Пехти пахнет зелёной гнилью сырого дерева, покрытого плесенью, умирающего. Пытаюсь задержать дыхание.
Он бормочет что-то на древнерийарском, поднимая здоровую руку, а вместе с ней и мою, чтобы стереть с подбородка рвоту.
Отвращение цепляет меня рыболовным крючком, переплетаясь с чем-то худшим, скрытым глубже. Я помню одну из самых жестоких и хитроумных шуток Котолин. Тогда мы обе были девчонками – это случилось немногим позже того, как мою мать забрали, – и Котолин пригласила меня в игру. Моё сердце забилось чаще от её приглашения, жаждая даже маловероятной возможности дружбы.
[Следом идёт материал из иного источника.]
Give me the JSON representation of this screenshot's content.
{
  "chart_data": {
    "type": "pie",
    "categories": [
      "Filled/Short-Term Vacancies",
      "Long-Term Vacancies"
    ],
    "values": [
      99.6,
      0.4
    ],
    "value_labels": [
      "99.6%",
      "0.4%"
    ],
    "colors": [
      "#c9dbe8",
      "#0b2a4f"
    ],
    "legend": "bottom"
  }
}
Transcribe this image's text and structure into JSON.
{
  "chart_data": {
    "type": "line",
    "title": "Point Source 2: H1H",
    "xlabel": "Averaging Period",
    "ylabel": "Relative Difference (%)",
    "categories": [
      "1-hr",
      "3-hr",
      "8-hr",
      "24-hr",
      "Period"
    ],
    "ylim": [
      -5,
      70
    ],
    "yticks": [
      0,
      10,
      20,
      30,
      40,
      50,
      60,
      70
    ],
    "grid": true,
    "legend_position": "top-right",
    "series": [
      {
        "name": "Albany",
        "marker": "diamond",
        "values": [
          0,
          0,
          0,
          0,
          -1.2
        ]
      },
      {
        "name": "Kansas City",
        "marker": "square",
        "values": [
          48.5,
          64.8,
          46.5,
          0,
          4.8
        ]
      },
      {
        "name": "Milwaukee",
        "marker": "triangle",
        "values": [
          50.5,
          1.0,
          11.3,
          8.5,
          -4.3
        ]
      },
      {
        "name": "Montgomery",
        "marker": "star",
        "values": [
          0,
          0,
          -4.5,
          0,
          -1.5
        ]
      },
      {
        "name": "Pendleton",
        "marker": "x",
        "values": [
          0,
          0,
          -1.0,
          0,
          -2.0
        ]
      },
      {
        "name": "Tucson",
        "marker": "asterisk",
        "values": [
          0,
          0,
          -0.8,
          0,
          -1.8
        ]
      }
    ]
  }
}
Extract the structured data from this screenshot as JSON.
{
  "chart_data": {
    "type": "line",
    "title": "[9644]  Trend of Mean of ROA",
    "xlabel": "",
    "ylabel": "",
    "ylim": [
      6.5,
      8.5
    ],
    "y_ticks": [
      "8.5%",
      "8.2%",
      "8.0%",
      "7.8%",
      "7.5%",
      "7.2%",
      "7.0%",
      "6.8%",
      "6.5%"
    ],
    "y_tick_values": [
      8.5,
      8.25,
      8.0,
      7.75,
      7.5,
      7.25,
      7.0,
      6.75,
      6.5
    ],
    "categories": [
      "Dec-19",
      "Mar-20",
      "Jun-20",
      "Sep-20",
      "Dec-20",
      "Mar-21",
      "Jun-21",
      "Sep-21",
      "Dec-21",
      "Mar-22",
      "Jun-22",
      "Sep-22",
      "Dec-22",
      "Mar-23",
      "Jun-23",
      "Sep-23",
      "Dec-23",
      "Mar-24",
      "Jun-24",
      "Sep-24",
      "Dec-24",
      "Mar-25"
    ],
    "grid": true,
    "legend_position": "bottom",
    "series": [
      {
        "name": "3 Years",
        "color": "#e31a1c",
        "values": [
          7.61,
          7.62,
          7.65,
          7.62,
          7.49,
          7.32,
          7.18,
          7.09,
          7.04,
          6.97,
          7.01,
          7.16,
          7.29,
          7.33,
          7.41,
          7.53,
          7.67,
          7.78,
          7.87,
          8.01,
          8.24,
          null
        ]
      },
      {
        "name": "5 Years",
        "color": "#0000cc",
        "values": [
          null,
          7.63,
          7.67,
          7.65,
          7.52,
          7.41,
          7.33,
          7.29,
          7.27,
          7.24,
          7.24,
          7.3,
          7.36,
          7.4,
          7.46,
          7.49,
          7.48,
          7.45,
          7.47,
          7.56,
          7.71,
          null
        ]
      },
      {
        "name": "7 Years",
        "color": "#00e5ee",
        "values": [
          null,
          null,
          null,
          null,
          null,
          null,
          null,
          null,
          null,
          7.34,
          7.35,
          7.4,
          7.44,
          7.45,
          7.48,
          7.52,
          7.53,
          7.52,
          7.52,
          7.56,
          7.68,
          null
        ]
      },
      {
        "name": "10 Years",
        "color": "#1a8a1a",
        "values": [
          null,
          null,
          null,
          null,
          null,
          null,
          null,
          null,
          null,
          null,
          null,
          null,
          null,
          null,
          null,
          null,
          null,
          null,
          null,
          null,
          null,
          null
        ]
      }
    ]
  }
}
Котолин велела мне спрятаться где-нибудь в лесу, а она будет меня искать. Я улеглась в зарослях папоротника, выкопала в грязи небольшую ямку для подбородка. Я всё ждала и ждала, пока клочья неба, видневшиеся между ветвями терновника и качающимися ветвями ивы, не стали тёмно-синими. Холод сумерек окутал меня вторым плащом, и вдруг тени деревьев стали похожи на разинутые пасти, а терновник, обнимавший меня, из колыбели превратился в клетку. Я выбежала из своего укрытия, и шипы цеплялись за мою одежду. Плача и спотыкаясь, я бросилась в Кехси.